Dindugal and Dibrugarh belong to two vastly different agro-climatic zones (ACZs). Their dissimilarities outnumber their similarities. Yet, they exhibit more similarities in their income distributions than dissimilarities.
Across all of India’s 15 ACZs, the annual income ranging between Rs. 75,000 and Rs. 200,000 is the modal household income. This pattern reappears in most districts of India. This occurs despite the huge variations in economic activities that contribute to the purchasing power of districts.
The districts have their own unique and individualistic connections with the broader national and global economic activities. But not all districts are fortunate to have equally strong connections with the broader national and global economic activities.
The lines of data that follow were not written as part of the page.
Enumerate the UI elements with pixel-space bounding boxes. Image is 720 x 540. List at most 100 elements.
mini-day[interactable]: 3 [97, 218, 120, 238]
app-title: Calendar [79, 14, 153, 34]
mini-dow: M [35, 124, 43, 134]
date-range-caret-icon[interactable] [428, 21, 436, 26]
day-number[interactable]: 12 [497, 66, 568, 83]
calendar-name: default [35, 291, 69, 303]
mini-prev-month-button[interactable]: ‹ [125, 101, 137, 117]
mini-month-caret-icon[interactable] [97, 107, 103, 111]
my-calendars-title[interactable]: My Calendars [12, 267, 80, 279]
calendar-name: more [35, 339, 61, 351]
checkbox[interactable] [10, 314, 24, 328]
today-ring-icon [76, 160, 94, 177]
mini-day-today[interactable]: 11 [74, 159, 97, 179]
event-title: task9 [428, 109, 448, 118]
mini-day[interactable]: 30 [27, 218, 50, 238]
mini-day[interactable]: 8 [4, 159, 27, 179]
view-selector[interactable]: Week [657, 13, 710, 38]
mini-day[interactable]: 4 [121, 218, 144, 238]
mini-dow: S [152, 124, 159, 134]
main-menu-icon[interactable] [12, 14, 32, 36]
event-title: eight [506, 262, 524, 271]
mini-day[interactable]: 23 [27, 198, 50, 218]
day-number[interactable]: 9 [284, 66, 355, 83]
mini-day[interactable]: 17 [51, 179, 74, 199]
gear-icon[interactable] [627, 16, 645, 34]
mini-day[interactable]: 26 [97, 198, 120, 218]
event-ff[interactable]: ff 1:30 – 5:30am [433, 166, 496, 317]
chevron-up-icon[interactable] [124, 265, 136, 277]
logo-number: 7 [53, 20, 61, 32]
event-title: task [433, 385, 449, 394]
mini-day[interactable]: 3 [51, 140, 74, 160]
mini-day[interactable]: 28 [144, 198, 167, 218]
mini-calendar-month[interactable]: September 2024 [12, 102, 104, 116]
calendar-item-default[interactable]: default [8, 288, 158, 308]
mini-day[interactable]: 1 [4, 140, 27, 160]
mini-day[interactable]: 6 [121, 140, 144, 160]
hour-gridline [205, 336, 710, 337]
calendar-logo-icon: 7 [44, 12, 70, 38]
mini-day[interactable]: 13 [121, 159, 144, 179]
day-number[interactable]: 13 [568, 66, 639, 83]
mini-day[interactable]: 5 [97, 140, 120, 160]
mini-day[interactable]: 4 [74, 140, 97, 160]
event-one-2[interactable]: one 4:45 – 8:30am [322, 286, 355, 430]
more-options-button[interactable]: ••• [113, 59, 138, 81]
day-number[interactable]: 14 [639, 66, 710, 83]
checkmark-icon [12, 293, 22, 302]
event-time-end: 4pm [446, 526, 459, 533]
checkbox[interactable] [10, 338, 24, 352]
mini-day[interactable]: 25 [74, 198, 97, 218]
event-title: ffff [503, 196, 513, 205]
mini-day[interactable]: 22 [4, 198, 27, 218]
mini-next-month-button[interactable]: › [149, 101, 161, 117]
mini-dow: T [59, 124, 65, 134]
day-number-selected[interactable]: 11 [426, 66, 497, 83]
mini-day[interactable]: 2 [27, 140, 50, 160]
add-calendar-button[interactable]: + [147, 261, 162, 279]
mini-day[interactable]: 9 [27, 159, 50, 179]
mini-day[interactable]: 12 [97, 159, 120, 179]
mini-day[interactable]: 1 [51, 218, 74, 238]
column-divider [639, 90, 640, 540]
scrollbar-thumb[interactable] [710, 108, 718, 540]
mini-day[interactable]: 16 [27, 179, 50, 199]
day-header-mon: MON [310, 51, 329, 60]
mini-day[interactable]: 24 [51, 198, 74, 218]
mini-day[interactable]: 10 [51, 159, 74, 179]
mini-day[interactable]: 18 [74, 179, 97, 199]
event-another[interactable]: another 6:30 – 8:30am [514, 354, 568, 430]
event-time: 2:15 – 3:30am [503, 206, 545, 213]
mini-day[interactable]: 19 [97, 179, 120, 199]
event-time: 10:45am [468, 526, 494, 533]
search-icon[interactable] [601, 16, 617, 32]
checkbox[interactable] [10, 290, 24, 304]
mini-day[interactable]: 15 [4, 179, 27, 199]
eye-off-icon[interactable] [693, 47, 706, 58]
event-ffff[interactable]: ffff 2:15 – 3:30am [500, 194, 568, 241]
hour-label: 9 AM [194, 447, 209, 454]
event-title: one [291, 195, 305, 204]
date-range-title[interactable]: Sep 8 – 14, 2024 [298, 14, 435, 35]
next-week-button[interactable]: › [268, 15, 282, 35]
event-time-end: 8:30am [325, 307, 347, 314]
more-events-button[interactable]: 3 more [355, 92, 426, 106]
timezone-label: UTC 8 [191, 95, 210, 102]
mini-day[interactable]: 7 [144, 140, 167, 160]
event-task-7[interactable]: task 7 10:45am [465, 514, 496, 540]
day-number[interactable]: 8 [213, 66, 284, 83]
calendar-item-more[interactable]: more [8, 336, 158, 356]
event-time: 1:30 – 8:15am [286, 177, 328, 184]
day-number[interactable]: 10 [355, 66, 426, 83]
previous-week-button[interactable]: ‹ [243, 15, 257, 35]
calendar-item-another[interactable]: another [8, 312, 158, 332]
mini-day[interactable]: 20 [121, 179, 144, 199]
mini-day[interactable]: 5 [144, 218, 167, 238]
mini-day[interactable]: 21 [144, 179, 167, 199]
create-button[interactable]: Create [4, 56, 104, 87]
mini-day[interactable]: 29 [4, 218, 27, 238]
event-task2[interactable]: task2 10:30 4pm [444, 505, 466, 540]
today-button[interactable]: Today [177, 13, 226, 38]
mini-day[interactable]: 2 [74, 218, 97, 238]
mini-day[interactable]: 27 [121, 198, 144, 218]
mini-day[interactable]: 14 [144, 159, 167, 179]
Markets, local capital and migration
Yet, at the microeconomic level, they have comparable income distributions. Wages and the prices of locally-produced wage goods adjust rapidly and across India to cause comparable income distributions. This is the genius of markets. We will write about the genius of marketing tomorrow.
Mind and body, heart and soul, India is the epitome of the market economy that right-wing purists write about. Mind and body, heart and soul, India is the epitome of the fair and equitable economy that socialists yearn for.
This is also the genius of local capital that builds auxiliary economies within the local economies. They enhance opportunities. Then they share shortages and surpluses of human capital through migration.
Prices and wages adjust
Our readers would be familiar with the six assumptions that precede the capital asset pricing model (CAPM). One of the assumptions of CAPM is that prices of assets so adjust as to have no surplus supply and no excess demand.
We have seen wages and prices of locally-consumed produce adjust rapidly in India. We were then members of the agricultural markets committee of the union government between 1999 and 2001. We have seen wages and prices of locally-consumed produce adjust as rapidly as imagined by Professors Treynor, Sharpe, Lintner and Mossin. CAPM owes its origins to these professors.
GST and the Finance Commission
The joint equilibrium of the production and consumption functions is predicated on the rapid adjustment of (1) wages and (2) prices of wage goods. Normative economists who normally constitute the price-setting institutions of India may have never paid attention to how, why and when these rapid adjustments take place. Theoreticians have no skin in the game.
The rapid adjustment of (1) wages and (2) prices of wage goods is a prerequisite for production without an excess and consumption without a shortage. India’s unlettered practitioners who do not sit on committees get this done in the blink of an eye.
The reward accrues to the state governments. India’s Goods and Services Tax (GST) has formalised the flow of consumption-based tax to the state exchequers. Moreover, the Finance Commission has formalised a greater share of the pooled taxes in favour of the state exchequers.
India is structurally and fiscally well set for the economic recovery that everyone wishes for. We are earnest in betting on India. The committees and the commentators can say what they want. Those who have their skin in the game outnumber those do not have their skin in the game. So, our bet is on India doing better than what others expect.